The flattering email – from "Jules" – complimented her on her appearance and told her she'd be able to "select the type of clients she sees and approve every appointment".
Croyden was asked to prepare for an on-the-spot photoshoot for her escort profile and to fill out some routine paperwork. She was not asked about anything one would assume a legitimate escort agency would be looking for.
She didn't ask about my background, my age, whether I'd done this before and she didn't question my emotional state.
The only questions she asked me in the course of our two-hour meeting were what sexual acts I was uncomfortable with and what days I was unavailable to work.
She never once made any reference to safe sex or asked if I'd had sexual health checks myself.
Croyden was told that she could expect to net about $80 for her first few sessions, unless she wasn't popular enough — in which case, they'd lower her prices. Jules then asked Croyden to move to a hotel room to do the paperwork and take the promotional pictures, which Croyden smartly refused. The paperwork was high on the sex acts Croyden would be asked to perform and low on what protections were available or any other legal matters.
The first page asked for my real name, a "working name" and physical details such as height, bra size and eye colour.

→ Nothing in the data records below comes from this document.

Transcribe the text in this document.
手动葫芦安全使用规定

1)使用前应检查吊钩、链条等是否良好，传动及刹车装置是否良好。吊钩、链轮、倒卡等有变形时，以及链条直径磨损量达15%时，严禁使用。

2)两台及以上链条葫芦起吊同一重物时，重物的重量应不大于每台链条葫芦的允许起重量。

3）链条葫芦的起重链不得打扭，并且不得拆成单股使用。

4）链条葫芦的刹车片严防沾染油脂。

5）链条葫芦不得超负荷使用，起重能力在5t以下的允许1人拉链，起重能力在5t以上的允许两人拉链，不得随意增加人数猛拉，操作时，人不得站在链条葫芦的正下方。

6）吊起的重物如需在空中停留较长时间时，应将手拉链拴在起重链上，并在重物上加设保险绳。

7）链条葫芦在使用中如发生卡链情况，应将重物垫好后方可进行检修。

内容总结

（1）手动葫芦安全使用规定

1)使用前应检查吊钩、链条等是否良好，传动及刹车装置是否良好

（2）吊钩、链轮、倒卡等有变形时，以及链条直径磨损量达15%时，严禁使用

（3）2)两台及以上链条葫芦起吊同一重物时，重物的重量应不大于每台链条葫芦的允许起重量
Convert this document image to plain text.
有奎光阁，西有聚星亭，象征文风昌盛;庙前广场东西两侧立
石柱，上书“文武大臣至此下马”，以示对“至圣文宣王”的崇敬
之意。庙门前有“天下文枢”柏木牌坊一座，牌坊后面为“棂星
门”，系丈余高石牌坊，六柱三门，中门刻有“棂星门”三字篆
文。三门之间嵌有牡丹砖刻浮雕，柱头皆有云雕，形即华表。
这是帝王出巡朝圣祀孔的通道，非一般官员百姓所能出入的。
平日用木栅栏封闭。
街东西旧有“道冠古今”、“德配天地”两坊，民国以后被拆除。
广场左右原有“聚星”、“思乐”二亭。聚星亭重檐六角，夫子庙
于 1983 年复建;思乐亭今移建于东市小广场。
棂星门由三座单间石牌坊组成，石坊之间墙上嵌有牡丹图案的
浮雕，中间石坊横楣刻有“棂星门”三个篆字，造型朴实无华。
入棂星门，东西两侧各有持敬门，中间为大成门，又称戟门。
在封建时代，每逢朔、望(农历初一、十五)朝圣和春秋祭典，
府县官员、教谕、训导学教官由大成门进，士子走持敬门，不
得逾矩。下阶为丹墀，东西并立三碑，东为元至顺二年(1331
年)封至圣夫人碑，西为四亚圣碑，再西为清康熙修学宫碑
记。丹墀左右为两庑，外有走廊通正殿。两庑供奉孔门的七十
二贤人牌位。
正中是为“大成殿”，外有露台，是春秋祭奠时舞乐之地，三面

I gave a false name but she never checked my ID. If I ever went missing on a job – how would anyone find me?
The second page was to select the type of male client I'd prefer. The third listed the sex acts I may be expected to perform. They were colour coded: white for what was "normal", yellow for "what I can refuse to do" and blue for what would merit "extra payment".
The "extras" included "unprotected sex" and "unprotected sex until completion". There were some phrases I'd never heard before. Jules didn't offer to explain them.
And the day you can stymie a British undercover reporter with the name of a sex act is the day you have entered into an alternate universe.
Jules' email to Croyden's friend was a mixture of flattery, some falsehoods about the take-home pay and a rather rosy view of the sex industry. Even other sex workers thought it sounded hinky.
Chris Student from the International Union of Sex Workers warns: "I'd never encourage this type of work. But if people are going to do it they need to know exactly who they are working for, get ID, ask to meet other workers. This is an industry where there is a particular danger."
Danger, it seems, from people like Jules — and probably moreso from her clientele.